I’m feeling rather smug.
Maybe you’ve noticed that the number of books I’ve read so far in no way approaches the number of reviews I write. The fact is, when you read a lot of books, you just don’t have a strong reaction to all of them, because most books are only okay. Still other books are objectively good, but not provoking to me personally. And then some, like the ones I write capsule reviews about, are ones that I have a mere blip of a reaction to, enough to to write about but not at length. That, or my feelings about them are very simple and don’t require much explanation.
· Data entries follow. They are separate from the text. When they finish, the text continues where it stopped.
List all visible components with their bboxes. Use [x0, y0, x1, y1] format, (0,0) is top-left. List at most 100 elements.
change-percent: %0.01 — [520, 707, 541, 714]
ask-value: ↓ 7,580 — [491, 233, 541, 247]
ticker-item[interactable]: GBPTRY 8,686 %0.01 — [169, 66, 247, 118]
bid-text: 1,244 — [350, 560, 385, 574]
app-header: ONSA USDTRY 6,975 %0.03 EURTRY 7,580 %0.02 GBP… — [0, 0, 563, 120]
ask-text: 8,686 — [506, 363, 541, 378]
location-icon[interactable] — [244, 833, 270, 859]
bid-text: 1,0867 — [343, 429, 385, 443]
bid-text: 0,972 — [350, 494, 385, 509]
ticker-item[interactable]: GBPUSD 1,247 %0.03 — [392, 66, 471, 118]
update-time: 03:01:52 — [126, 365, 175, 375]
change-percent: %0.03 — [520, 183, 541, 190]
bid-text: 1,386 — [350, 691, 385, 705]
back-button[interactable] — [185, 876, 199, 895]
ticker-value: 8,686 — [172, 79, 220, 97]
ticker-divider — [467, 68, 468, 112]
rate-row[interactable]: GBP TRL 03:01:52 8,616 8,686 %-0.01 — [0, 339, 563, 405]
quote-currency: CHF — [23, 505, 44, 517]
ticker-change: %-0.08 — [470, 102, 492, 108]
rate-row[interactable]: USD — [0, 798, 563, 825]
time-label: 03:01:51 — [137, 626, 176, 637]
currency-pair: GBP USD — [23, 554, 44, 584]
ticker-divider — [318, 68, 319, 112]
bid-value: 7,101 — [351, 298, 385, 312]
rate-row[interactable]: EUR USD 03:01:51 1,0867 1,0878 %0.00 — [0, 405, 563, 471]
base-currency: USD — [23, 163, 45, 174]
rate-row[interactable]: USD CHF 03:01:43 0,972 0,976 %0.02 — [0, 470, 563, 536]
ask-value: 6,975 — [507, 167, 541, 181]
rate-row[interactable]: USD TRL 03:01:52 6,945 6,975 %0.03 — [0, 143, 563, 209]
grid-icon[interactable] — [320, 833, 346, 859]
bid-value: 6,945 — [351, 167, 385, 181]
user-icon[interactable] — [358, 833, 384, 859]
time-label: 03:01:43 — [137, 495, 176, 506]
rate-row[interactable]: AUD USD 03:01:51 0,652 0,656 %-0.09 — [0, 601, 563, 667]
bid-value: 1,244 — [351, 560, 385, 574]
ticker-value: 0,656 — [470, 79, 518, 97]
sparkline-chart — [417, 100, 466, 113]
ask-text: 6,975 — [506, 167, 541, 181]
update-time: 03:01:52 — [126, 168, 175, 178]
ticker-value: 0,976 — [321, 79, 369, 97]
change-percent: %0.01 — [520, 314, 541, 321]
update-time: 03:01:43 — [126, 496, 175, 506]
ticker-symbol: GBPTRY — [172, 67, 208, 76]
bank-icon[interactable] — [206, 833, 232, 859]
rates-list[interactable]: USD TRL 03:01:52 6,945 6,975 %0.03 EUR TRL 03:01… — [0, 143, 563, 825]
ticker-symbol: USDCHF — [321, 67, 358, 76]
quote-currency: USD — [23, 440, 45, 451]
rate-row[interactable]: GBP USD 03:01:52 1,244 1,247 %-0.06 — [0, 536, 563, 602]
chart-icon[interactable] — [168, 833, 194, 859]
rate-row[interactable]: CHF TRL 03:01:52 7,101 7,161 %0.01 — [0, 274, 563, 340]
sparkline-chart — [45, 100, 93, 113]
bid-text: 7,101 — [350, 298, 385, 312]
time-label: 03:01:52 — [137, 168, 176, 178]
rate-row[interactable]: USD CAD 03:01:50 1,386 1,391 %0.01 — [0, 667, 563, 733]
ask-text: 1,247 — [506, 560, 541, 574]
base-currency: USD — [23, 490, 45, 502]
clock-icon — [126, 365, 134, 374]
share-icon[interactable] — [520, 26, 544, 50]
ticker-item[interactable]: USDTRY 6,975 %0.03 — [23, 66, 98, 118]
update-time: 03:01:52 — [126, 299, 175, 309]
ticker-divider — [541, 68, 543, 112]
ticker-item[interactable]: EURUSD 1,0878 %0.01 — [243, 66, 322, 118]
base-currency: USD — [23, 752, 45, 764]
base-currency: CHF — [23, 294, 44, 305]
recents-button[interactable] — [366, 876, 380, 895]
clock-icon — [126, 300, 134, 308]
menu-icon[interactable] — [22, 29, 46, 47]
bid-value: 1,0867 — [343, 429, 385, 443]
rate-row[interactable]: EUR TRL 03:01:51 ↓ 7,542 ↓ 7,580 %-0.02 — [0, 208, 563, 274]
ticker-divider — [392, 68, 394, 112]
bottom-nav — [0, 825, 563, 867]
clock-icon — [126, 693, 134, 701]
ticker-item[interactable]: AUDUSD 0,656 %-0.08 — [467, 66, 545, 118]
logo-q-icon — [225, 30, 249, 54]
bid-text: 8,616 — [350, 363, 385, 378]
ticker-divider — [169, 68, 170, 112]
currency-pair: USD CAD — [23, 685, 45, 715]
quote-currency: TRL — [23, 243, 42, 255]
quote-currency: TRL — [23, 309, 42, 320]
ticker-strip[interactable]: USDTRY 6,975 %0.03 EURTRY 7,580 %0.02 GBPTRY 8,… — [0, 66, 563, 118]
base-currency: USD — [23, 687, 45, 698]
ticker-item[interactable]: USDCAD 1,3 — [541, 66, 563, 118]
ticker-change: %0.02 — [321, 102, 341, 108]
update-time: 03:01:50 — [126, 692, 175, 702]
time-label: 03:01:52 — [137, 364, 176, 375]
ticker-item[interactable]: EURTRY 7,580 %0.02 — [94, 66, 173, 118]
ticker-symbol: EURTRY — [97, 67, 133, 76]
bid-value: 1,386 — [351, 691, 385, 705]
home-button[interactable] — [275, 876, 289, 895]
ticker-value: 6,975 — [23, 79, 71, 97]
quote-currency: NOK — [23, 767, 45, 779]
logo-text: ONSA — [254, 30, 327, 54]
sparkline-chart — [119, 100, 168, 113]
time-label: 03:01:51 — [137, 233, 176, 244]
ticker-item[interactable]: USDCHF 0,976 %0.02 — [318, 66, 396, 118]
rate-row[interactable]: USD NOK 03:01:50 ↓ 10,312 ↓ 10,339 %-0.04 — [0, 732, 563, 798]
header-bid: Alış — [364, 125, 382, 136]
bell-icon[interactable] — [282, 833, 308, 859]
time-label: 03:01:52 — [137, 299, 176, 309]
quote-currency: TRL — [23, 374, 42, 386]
For example, Hugh Howey’s finale to his excellent Silo series, which began in 2011 with a series of shorter works that were compiled into Wool. This finale, Dust, is one I suspect most fans will not find cause to complain about, because it gives the reader just about everything she could want. It’s a recurrent fault of Howey’s that he also tends to give the reader quite a bit more than she might want. Fans will be very satisfied with the attention given to Juliette, Solo, and Donald’s stories (and sidebar, it was an interesting experience to see Donald become the most interesting character in the series considering Juliette’s blazing debut in Wool), but perhaps stymied by the energy wasted on several characters, some of whom are new to the story and serve essentially as plot devices.
Another detractor is, ironically, Howey’s rich imagination and ability to create a layered world. He can’t seem to help himself when it comes to showing the reader as much of this world as he possibly can, even when a more streamlined approach would benefit his book more. But this is really a quibble. If you liked the rest of the series, you’ll be pleased with Dust, not least because it gives an actual sense of finality, unlike so many other abrupt or ambiguous or out-of-left-field endings.
Another note about 2013: it must be the year in which I have read the most books that have made me cry in public. Most recently, I was crying at my desk during my lunch break while finishing Julian Barnes’ Levels of Life. It’s a very short (200 pages about, I think) series of three essays, the last of which discusses Barnes’ grief in the aftermath of his wife’s death. This is an example of a book I had a very uncomplicated reaction to. It’s a beautiful writer describing things beautifully. You don’t read such a book to criticize its technical shortcomings; you read it because you know the author has the power to make you feel something real. I suppose for the sake of comparison, I’ll add that his Booker prize-winning The Sense of an Ending was a superior piece of literature, but we’re talking about ranking works that all reside in the same supreme tier. Just let the prose wash over you and alter your consciousness. You’ll wake up two hours later heartbroken and not knowing quite where you are, which sounds like a bad LSD trip, but trust me, it’s worth it.
This one goes into the “Reactional Blip” pile. It’s enjoyable and a page-turner for sure, but somehow unsatisfying. It’s being compared to both Room and Before I Go to Sleep, but I would add that it also draws influence from Charlotte Perkins Gilman’s “The Yellow Wallpaper”. Protagonist Marta Bjornstad spends her days cleaning her already spotless house and waiting for her husband, Hector, to come home from teaching his university courses. But lately, she hasn’t been taking her pills, and she’s starting to see things: a little girl in a dirty nightgown. Strands of blonde hair in the trashcan, though her own hair is brown. We quickly realize that we and Marta are both unsure whether she is more sane off her pills than on them.
Anyway, it has the suspense of Room without that book’s more novel technical execution, and a similar message to “The Yellow Wallpaper” without any additional complexity or depth to account for the 100+ years since Gilman’s story was first published. Of the three, it’s most like Before I Go to Sleep, in both its good and flawed aspects, which is to say that it’s well written and lots of fun, but some of the main character’s actions are illogical and the ending could use a bit more work. It is one of the few books I’ve read in which sustained present-tense narration actually makes sense. And you’ll read it in a few hours, so even if you don’t like it you won’t have wasted much time! But if you enjoyed its predecessors, you’ll likely have some fun with How to Be a Good Wife.